The Lion King, Shottas and Paid In Full are films that do not have any similarities outside of sharing a fight scene, but contrasting movies show the range of producer/songwriter/artist Bei Maejor’s personality. The University of Michigan alumni escapes the prototypes and tag lines of being an urban producer by completing projects for Walt Disney Pictures to penning records for Chrisette Michelle or producing music for Bun B.
As of late, Bei has been creeping into listeners headphones with singles like “Trouble” and “Lights Down Low.” The Grammy nominated artist had a brief conversation with Singersroom on categorizing music by ethnicity, following greats like Stevie Wonder, and not saving the best music for profit.
Cultural Elements on Music Genres… I wrote that when I was looking at different artist based off of like the music that they typically do. Who we put in Pop, who we put in urban, who we put in R&B/Soul. On Justin Bieber’s new song he is like rapping, but they put [it as] Pop. Then Nicki Minaj’s “Starships,” which is a dance song, they put [it as] rap. It’s just interesting on how the world classifies music, there are cultural elements that go into it as oppose to just listening to the song.
Dropping Free Music or Saving for the Future… I don’t look at it in the sense that I’m looking to make money. I’m just making it and if people like it they like it. I haven’t thought of it in the sense of “AH Man” I got to save this so I can make off this and sell this. I just was doing what I like.

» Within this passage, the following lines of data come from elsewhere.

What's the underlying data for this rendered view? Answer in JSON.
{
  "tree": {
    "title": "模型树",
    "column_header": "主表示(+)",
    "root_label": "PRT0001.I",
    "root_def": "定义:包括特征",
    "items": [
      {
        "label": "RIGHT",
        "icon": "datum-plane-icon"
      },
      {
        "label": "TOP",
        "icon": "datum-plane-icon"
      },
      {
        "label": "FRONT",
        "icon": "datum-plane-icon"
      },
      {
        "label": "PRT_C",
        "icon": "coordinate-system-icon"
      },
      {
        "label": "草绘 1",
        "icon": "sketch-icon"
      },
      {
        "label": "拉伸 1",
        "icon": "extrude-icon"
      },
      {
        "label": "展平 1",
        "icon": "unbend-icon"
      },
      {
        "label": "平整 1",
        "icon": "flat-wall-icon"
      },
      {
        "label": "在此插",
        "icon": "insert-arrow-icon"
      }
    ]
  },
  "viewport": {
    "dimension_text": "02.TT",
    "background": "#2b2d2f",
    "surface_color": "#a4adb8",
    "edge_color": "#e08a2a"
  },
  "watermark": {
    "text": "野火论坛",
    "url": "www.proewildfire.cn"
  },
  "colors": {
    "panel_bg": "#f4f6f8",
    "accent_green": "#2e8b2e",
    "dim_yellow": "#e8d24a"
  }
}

Locking Down a Style… Being upside down, I have been seeing other artist doing [it], but I created that. For my “Trouble” video I was upside down in a contraption with the blood going to my head. I go hard for the upside down thing, that is something I made. My upscale movement is a new sound I created blending different worlds of dance and Hip Hop. All the drums are urban and Hip Hop, but then I took different sounds and put it in. I just gave it that name. I wanted to explore it on that project and let people hear what it is.
I just let music be what it is in terms of if you are inspired by something I think that is where music come from; just writing from what’s going on in your life at that point. It is an accurate reflection of where I’m at right now.
Perfection Takes Time…I do beats and do all the music so for me it takes a longer time because I am perfecting everything. The basic idea is fast, maybe like twenty minutes, but getting everything right and all the music, it could take days to make it the final product.
Black Artist Scared of Soul Songs… I don’t know if that is true. People like Maxwell come out with a CD and people like it. I thing people like good music; I don’t think black people only want to hear one type of music. I think people like to hear good music.
Personality Define by a Film Collage…Lion King, Shottas, Paid In Full. A whole lot of random types of movies. All those movies influenced me in different ways.
Following Steps of Artist/Songwriters/Producer…Definitely Stevie Wonder, R. Kelly is one of my favorites of all time. I actually got a chance to work with him on T-Pain’s CD; it’s called “Center Of The Stage.” T-Pain is also another person in terms of him producing, writing for your people and himself so all of those people influence [me].